Motivating Employees on a Limited Budget

Motivating Employees on a Limited Budget

Have you ever tried to motivate employees but found that giving away free iPods or bonus vacation days just isn’t paying off? You’re not alone. Most employers struggle with how to motivate employees with limited to no budget.

I recently watched a TEDx video (embedded below) featuring Adam Grant, a tenured Wharton management professor (PhD, University of Michigan; BA, Harvard University).

He gave a fascinating talk linking the idea of intrinsic value—seeing where your work is going—to employee performance. In his study, he looked at the performance of university call center workers trying to raise money from student alumni. This particular job faces a 400% turnover rate. So how did he help motivate the employees?

He introduced new employees to students who received or would receive scholarship money that they would raise. The results? The new hire made 2.5x as many calls per hour and raised 5x more money than the average. That’s impressive.
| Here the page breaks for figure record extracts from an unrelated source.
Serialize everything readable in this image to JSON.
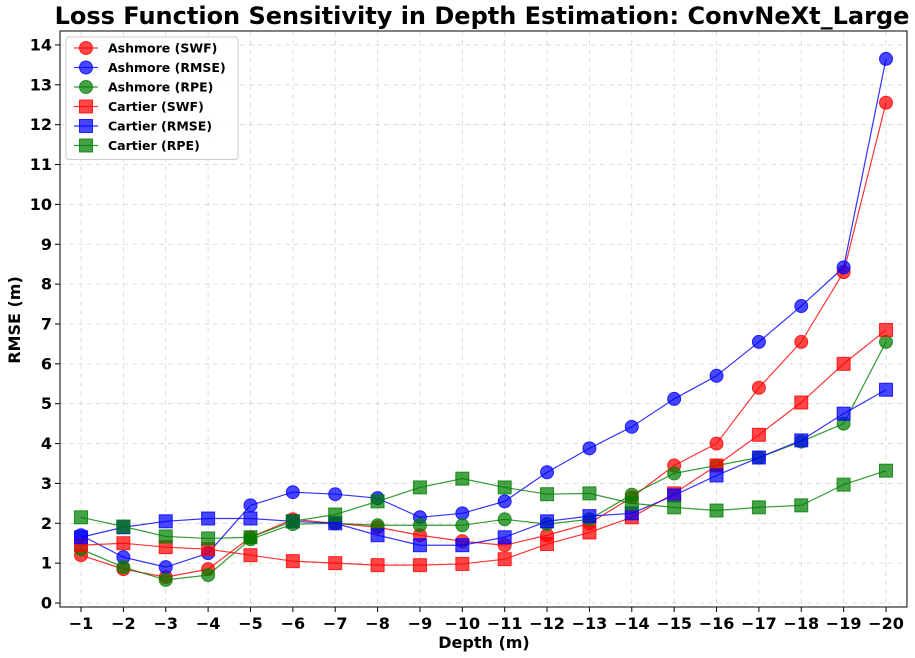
{
  "chart_data": {
    "type": "line",
    "title": "Loss Function Sensitivity in Depth Estimation: ConvNeXt_Large",
    "xlabel": "Depth (m)",
    "ylabel": "RMSE (m)",
    "x": [
      -1,
      -2,
      -3,
      -4,
      -5,
      -6,
      -7,
      -8,
      -9,
      -10,
      -11,
      -12,
      -13,
      -14,
      -15,
      -16,
      -17,
      -18,
      -19,
      -20
    ],
    "x_tick_labels": [
      "−1",
      "−2",
      "−3",
      "−4",
      "−5",
      "−6",
      "−7",
      "−8",
      "−9",
      "−10",
      "−11",
      "−12",
      "−13",
      "−14",
      "−15",
      "−16",
      "−17",
      "−18",
      "−19",
      "−20"
    ],
    "ylim": [
      -0.1,
      14.35
    ],
    "yticks": [
      0,
      1,
      2,
      3,
      4,
      5,
      6,
      7,
      8,
      9,
      10,
      11,
      12,
      13,
      14
    ],
    "y_tick_labels": [
      "0",
      "1",
      "2",
      "3",
      "4",
      "5",
      "6",
      "7",
      "8",
      "9",
      "10",
      "11",
      "12",
      "13",
      "14"
    ],
    "grid": true,
    "legend_position": "top-left",
    "series": [
      {
        "name": "Ashmore (SWF)",
        "color": "#ff0000",
        "marker": "circle",
        "values": [
          1.2,
          0.85,
          0.65,
          0.85,
          1.65,
          2.1,
          2.0,
          1.9,
          1.7,
          1.55,
          1.45,
          1.7,
          2.0,
          2.65,
          3.45,
          4.0,
          5.4,
          6.55,
          8.3,
          12.55
        ]
      },
      {
        "name": "Ashmore (RMSE)",
        "color": "#0000ff",
        "marker": "circle",
        "values": [
          1.7,
          1.15,
          0.9,
          1.25,
          2.45,
          2.78,
          2.73,
          2.63,
          2.15,
          2.25,
          2.55,
          3.28,
          3.88,
          4.42,
          5.12,
          5.7,
          6.55,
          7.45,
          8.42,
          13.65
        ]
      },
      {
        "name": "Ashmore (RPE)",
        "color": "#008000",
        "marker": "circle",
        "values": [
          1.35,
          0.9,
          0.58,
          0.7,
          1.6,
          1.98,
          2.0,
          1.95,
          1.95,
          1.95,
          2.1,
          1.98,
          2.1,
          2.72,
          3.25,
          3.45,
          3.65,
          4.05,
          4.5,
          6.55
        ]
      },
      {
        "name": "Cartier (SWF)",
        "color": "#ff0000",
        "marker": "square",
        "values": [
          1.45,
          1.5,
          1.4,
          1.35,
          1.2,
          1.05,
          1.0,
          0.95,
          0.95,
          0.98,
          1.1,
          1.48,
          1.77,
          2.15,
          2.75,
          3.45,
          4.22,
          5.03,
          6.0,
          6.85
        ]
      },
      {
        "name": "Cartier (RMSE)",
        "color": "#0000ff",
        "marker": "square",
        "values": [
          1.65,
          1.9,
          2.05,
          2.12,
          2.12,
          2.05,
          2.0,
          1.7,
          1.45,
          1.45,
          1.65,
          2.05,
          2.18,
          2.25,
          2.7,
          3.2,
          3.65,
          4.08,
          4.75,
          5.35
        ]
      },
      {
        "name": "Cartier (RPE)",
        "color": "#008000",
        "marker": "square",
        "values": [
          2.15,
          1.92,
          1.67,
          1.62,
          1.65,
          2.05,
          2.22,
          2.55,
          2.9,
          3.12,
          2.9,
          2.73,
          2.75,
          2.5,
          2.4,
          2.32,
          2.4,
          2.45,
          2.97,
          3.32
        ]
      }
    ]
  }
}
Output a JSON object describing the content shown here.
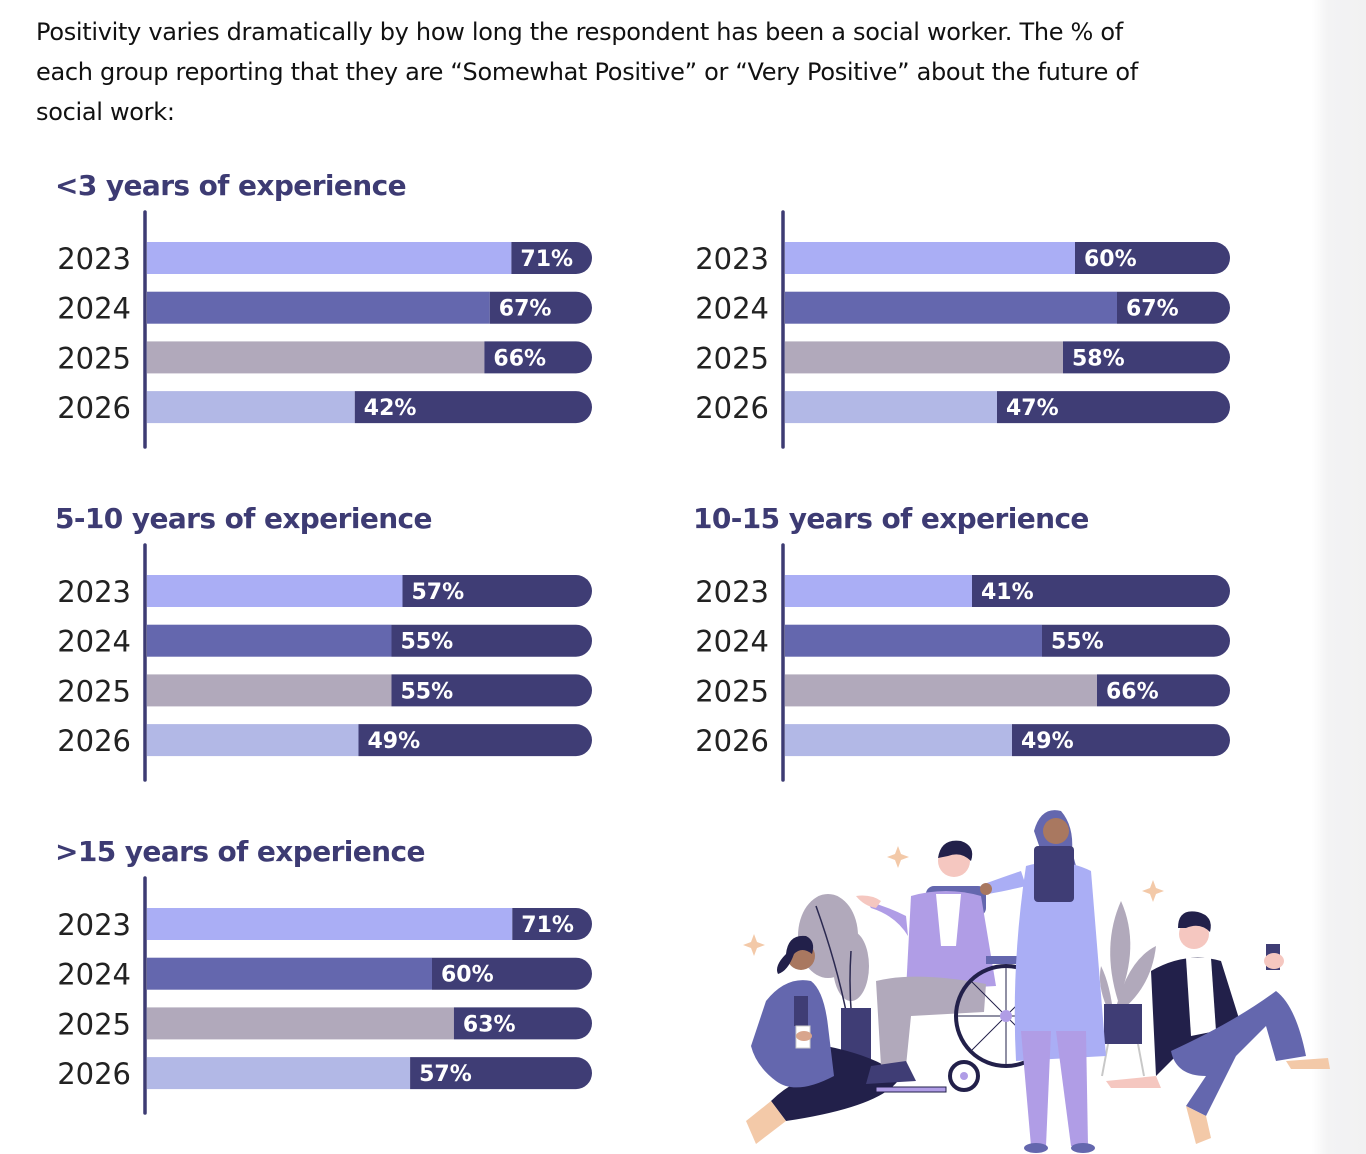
{
  "intro": {
    "lines": [
      "Positivity varies dramatically by how long the respondent has been a social worker.  The % of",
      "each group reporting that they are “Somewhat Positive” or “Very Positive” about the future of",
      "social work:"
    ]
  },
  "colors": {
    "title": "#3d3b73",
    "axis": "#3d3b73",
    "remainder": "#3f3d75",
    "year_fill": {
      "2023": "#aaaef5",
      "2024": "#6467ae",
      "2025": "#b1a9bb",
      "2026": "#b2b8e6"
    }
  },
  "chart_data": [
    {
      "type": "bar",
      "title": "<3 years of experience",
      "categories": [
        "2023",
        "2024",
        "2025",
        "2026"
      ],
      "values": [
        71,
        67,
        66,
        42
      ],
      "labels": [
        "71%",
        "67%",
        "66%",
        "42%"
      ],
      "unit": "%",
      "xlim": [
        0,
        100
      ]
    },
    {
      "type": "bar",
      "title": "",
      "categories": [
        "2023",
        "2024",
        "2025",
        "2026"
      ],
      "values": [
        60,
        67,
        58,
        47
      ],
      "labels": [
        "60%",
        "67%",
        "58%",
        "47%"
      ],
      "unit": "%",
      "xlim": [
        0,
        100
      ]
    },
    {
      "type": "bar",
      "title": "5-10 years of experience",
      "categories": [
        "2023",
        "2024",
        "2025",
        "2026"
      ],
      "values": [
        57,
        55,
        55,
        49
      ],
      "labels": [
        "57%",
        "55%",
        "55%",
        "49%"
      ],
      "unit": "%",
      "xlim": [
        0,
        100
      ]
    },
    {
      "type": "bar",
      "title": "10-15 years of experience",
      "categories": [
        "2023",
        "2024",
        "2025",
        "2026"
      ],
      "values": [
        41,
        55,
        66,
        49
      ],
      "labels": [
        "41%",
        "55%",
        "66%",
        "49%"
      ],
      "unit": "%",
      "xlim": [
        0,
        100
      ]
    },
    {
      "type": "bar",
      "title": ">15 years of experience",
      "categories": [
        "2023",
        "2024",
        "2025",
        "2026"
      ],
      "values": [
        71,
        60,
        63,
        57
      ],
      "labels": [
        "71%",
        "60%",
        "63%",
        "57%"
      ],
      "unit": "%",
      "xlim": [
        0,
        100
      ]
    }
  ],
  "illustration": {
    "description": "group of social workers and clients: woman sitting with coffee, man in wheelchair, woman in hijab holding folder, man sitting with coffee cup, potted plants and sparkles"
  }
}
He’s done numerous other studies showing that introducing new hires to people their work directly affects dramatically increases their performance. All without shelling out money for a fully stocked beer fridge. I’ve talked before about rewards and motivating employees and how typically creating a personalized reward works better than some big payout. Now we have another tool in our belt; linking the cause and effect of a person’s work to motivate them to perform better.